According to the American Society of Retina Specialists, approximately 15 million people in the United States have some form of AMD. Based on published studies, we believe that at least one million of these people have GA.

While the pathological mechanism of AMD is not fully understood, uncontrolled and excessive complement activation in AMD has been observed in numerous studies. Markers of complement activation have been found in drusen and multiple tissues of the retina of patients with AMD. In addition, multiple mutations in the genes associated with the complement pathway have been linked with the incidence of all forms of AMD. Related studies looking at the functional impact of these mutations on complement activation confirm the role of uncontrolled and excessive complement activation in the disease process. Furthermore, antibodies against retina-specific phospholipids, which are indicative of immune dysfunction, have been found in patients with AMD and have been correlated with disease severity.

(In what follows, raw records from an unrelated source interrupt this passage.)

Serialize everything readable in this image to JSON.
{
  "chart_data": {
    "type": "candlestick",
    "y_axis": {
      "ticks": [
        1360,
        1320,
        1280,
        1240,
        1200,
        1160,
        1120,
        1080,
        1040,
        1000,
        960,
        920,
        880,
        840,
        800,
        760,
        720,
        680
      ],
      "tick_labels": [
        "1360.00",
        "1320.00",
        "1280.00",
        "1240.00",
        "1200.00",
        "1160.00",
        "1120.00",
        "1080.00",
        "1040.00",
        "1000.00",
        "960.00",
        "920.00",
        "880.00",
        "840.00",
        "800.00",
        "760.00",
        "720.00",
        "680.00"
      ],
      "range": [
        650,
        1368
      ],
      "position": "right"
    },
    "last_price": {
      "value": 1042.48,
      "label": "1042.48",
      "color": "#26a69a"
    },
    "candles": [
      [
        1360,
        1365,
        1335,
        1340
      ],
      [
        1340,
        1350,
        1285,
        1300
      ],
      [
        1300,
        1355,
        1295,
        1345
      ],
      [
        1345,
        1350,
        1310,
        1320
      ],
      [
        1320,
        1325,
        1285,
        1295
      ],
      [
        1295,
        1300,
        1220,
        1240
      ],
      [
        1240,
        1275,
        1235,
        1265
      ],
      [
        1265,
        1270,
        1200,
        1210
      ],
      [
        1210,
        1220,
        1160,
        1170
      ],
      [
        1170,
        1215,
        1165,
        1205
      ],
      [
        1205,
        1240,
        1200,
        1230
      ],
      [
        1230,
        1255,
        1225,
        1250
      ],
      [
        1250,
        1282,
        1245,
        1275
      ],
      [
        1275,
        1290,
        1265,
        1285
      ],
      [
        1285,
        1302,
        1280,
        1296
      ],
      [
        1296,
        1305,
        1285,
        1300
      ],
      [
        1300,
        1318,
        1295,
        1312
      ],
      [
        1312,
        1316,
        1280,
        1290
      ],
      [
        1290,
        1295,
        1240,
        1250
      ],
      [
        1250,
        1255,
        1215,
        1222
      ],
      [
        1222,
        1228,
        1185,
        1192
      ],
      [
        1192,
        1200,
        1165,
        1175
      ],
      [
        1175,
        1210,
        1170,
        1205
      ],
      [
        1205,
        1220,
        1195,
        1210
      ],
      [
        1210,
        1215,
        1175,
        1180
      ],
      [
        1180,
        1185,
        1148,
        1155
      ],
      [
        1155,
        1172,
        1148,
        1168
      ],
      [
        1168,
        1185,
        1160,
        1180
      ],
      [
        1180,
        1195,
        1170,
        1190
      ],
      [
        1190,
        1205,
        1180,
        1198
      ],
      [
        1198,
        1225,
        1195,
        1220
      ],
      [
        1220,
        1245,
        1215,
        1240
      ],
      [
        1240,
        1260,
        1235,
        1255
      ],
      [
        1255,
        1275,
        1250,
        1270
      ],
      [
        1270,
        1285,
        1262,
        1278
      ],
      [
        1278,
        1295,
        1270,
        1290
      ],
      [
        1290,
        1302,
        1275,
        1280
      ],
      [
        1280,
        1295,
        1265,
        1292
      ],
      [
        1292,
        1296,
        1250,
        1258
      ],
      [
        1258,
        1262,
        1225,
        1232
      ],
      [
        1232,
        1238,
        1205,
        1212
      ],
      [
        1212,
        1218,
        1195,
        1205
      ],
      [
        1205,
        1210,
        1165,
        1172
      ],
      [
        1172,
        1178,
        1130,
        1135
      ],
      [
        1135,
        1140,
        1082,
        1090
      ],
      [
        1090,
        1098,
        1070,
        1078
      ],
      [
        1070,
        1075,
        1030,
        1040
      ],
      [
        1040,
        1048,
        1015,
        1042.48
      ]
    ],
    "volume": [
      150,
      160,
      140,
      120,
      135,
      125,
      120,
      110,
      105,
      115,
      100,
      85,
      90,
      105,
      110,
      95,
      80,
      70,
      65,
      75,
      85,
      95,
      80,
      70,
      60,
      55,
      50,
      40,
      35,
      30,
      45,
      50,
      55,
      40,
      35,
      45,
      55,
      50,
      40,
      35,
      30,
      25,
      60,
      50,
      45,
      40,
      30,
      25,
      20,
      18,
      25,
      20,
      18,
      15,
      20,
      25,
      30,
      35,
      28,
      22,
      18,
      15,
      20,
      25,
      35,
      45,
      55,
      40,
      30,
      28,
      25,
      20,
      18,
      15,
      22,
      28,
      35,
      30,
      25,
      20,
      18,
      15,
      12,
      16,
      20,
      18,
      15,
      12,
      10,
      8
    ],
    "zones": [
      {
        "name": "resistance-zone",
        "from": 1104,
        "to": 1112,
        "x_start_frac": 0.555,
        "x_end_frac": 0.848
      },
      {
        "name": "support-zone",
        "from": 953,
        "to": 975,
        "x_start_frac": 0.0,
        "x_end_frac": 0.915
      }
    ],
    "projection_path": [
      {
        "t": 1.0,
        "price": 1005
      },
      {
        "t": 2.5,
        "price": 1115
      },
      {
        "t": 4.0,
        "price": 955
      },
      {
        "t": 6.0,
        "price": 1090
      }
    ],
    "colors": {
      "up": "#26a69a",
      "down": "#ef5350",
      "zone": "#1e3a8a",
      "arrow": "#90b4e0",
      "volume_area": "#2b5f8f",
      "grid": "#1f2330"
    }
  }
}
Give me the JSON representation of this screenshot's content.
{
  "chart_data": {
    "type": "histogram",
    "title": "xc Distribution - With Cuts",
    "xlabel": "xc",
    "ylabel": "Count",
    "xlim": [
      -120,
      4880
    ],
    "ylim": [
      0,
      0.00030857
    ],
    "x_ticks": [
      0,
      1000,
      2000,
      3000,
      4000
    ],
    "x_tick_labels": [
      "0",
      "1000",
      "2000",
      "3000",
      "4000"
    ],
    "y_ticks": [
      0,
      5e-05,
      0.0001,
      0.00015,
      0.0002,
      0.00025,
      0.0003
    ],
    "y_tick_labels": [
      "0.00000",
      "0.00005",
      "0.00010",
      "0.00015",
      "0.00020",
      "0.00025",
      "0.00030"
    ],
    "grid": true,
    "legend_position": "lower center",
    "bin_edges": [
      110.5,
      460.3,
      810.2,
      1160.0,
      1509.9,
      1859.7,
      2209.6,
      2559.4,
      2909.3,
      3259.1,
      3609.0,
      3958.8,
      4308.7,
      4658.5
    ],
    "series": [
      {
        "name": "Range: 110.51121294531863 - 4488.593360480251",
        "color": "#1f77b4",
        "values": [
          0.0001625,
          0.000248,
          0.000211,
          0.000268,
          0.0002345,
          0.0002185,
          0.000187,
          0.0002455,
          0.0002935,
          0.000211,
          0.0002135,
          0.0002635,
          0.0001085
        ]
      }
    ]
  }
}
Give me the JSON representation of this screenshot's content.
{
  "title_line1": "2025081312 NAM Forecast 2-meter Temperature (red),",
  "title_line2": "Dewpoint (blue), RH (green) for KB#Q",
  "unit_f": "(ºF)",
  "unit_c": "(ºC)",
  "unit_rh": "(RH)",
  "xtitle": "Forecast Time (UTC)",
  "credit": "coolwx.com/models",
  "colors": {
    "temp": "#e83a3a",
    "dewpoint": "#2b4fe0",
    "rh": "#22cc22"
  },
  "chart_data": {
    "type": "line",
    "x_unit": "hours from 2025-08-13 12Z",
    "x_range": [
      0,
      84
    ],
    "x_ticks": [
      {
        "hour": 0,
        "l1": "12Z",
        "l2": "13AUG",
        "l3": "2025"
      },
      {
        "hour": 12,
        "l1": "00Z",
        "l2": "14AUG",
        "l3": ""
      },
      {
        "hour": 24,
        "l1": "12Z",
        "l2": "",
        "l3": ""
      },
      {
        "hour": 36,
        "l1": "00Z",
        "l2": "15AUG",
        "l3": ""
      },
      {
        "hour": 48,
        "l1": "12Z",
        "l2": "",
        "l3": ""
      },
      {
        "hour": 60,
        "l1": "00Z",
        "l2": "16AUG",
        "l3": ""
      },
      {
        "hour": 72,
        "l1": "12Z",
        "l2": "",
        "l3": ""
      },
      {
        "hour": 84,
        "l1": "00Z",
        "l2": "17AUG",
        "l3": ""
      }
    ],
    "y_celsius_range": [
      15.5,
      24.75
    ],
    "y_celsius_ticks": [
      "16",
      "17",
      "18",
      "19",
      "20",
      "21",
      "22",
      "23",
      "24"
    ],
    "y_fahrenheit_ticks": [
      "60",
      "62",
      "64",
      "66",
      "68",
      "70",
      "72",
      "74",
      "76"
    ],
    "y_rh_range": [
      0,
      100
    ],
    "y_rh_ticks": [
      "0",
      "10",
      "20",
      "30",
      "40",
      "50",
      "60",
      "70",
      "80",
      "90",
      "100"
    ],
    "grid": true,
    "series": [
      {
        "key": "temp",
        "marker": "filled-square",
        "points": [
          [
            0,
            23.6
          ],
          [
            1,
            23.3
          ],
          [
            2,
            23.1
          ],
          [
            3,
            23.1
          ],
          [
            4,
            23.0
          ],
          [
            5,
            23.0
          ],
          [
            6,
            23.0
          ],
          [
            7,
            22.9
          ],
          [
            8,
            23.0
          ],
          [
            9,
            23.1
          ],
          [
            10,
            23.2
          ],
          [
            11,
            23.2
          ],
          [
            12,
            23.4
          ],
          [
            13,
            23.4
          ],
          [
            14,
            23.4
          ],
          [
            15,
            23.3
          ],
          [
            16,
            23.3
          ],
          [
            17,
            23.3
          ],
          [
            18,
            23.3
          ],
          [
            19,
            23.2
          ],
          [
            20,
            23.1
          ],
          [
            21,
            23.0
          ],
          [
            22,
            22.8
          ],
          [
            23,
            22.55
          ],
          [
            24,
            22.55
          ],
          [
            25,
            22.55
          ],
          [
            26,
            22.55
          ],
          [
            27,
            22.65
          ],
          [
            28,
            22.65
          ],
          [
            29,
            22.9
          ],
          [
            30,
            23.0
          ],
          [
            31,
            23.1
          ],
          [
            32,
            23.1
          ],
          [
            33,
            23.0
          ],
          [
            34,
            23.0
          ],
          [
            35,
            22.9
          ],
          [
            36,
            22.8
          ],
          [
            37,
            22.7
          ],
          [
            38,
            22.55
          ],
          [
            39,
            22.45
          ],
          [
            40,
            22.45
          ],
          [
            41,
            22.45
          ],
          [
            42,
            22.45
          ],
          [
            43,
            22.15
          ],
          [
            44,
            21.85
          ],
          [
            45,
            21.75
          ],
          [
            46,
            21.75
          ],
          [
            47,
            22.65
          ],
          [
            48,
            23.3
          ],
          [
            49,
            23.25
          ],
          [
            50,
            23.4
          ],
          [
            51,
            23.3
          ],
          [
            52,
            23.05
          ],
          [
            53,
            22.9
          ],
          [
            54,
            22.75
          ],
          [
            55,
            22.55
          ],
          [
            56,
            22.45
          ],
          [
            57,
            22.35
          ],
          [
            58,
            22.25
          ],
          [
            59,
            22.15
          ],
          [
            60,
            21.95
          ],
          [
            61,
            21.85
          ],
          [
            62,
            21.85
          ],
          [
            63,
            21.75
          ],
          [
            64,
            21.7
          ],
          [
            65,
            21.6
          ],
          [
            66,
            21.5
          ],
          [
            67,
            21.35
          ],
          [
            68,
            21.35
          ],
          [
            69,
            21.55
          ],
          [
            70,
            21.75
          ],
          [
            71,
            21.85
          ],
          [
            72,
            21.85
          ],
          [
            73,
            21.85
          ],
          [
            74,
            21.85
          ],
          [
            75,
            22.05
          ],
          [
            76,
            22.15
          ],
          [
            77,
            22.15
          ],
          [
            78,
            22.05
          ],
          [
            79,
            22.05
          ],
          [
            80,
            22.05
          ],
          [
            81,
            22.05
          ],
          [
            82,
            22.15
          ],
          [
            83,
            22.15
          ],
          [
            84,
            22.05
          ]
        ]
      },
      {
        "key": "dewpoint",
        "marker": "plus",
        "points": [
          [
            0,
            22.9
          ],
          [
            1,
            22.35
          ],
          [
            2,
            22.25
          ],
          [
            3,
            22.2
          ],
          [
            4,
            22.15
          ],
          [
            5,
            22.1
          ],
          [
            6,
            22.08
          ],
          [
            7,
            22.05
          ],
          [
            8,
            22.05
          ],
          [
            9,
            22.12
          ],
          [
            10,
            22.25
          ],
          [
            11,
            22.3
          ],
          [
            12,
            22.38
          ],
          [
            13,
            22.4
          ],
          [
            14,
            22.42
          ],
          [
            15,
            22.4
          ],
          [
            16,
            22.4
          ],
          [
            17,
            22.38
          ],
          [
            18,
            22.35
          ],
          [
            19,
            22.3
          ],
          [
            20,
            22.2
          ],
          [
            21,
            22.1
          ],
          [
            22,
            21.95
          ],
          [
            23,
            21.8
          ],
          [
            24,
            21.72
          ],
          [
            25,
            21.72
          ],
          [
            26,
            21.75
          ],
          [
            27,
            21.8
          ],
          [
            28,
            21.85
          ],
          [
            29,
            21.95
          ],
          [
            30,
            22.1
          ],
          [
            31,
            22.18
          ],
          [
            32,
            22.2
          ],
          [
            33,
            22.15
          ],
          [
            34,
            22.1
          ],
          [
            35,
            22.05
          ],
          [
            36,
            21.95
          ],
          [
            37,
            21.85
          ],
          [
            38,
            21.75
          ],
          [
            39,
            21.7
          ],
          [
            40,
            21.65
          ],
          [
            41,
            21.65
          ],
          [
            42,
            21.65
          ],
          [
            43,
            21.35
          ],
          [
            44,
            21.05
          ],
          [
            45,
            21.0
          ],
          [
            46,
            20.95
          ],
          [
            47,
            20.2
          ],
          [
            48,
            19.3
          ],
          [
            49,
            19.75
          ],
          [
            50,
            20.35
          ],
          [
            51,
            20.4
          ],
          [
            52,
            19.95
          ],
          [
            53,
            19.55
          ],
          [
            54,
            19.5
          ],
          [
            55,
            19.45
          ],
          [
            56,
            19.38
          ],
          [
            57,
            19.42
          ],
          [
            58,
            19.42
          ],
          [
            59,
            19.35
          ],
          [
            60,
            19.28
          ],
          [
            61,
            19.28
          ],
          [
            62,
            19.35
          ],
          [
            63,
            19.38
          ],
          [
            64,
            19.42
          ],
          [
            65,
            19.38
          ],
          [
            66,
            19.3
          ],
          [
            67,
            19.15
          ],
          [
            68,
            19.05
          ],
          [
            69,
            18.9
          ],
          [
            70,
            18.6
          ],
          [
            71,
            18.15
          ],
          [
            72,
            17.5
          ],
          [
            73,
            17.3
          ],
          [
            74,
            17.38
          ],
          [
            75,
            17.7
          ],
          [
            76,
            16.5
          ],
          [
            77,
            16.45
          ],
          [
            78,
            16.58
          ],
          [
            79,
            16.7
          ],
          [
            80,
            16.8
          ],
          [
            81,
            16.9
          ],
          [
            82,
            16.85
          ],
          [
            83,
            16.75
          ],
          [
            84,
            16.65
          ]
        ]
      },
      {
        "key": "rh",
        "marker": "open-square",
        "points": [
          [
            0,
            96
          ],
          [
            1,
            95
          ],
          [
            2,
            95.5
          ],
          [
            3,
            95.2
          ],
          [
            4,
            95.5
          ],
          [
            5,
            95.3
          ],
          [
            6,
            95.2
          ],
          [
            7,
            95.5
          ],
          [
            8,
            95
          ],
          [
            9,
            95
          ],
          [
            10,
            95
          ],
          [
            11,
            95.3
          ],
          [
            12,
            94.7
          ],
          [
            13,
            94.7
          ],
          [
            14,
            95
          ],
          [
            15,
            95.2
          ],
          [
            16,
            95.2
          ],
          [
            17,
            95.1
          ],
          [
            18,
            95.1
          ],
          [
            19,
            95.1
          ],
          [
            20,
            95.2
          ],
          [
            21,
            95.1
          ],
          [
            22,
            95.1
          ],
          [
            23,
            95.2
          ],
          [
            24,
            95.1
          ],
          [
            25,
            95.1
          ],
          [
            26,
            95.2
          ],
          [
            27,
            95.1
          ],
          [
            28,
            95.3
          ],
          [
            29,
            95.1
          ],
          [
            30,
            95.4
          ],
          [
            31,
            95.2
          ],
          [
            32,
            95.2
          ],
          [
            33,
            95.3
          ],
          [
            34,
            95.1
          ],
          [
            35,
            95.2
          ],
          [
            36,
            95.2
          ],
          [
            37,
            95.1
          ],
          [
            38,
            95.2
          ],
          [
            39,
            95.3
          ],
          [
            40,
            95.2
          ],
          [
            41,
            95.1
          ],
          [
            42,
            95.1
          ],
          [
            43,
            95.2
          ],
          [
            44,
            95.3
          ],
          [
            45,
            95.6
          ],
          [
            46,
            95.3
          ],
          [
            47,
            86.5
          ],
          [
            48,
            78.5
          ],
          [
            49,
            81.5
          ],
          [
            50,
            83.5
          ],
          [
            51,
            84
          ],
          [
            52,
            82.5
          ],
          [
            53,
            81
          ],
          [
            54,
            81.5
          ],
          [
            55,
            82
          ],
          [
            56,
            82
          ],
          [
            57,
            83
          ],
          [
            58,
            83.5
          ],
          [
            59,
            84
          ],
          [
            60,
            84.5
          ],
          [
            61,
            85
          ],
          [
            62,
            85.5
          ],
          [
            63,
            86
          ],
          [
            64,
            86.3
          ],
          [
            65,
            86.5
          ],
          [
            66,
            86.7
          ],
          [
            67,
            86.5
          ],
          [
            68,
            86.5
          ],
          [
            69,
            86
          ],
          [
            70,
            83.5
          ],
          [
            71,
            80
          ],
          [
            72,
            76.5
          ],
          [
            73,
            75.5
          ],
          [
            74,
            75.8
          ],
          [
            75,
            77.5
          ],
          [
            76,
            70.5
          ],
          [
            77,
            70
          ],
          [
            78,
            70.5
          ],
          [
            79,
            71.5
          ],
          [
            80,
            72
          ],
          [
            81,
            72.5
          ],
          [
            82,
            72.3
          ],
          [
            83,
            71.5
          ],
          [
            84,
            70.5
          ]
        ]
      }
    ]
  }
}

We believe that, because APL-2 targets C3, it may provide advantages in the control of GA and intermediate AMD and possibly modify these diseases.

We believe that APL-2 may provide the following benefits:
  • Prevention or reduction of the rate of retinal cell death progression. By inhibiting C3, we believe APL-2 may mitigate or prevent retinal cell death in GA as well as the progression from intermediate AMD to GA or wet AMD.
  • Application to a broad patient population. APL-2 is designed to inhibit all three principal complement activation pathways. Accordingly, we believe that APL-2 could potentially reduce retinal cell death rates in all patients, regardless of genetic biomarkers.
  • Local administration. By administering APL-2 by intravitreal injection and thereby inhibiting C3 locally, we may minimize the likelihood of systemic adverse events.
  • Reduced frequency of injections. APL-2’s long half-life may allow for less frequent administration than other products in development for the treatment of geographic atrophy, with monthly and every other month regimens currently being explored in a phase 2 study.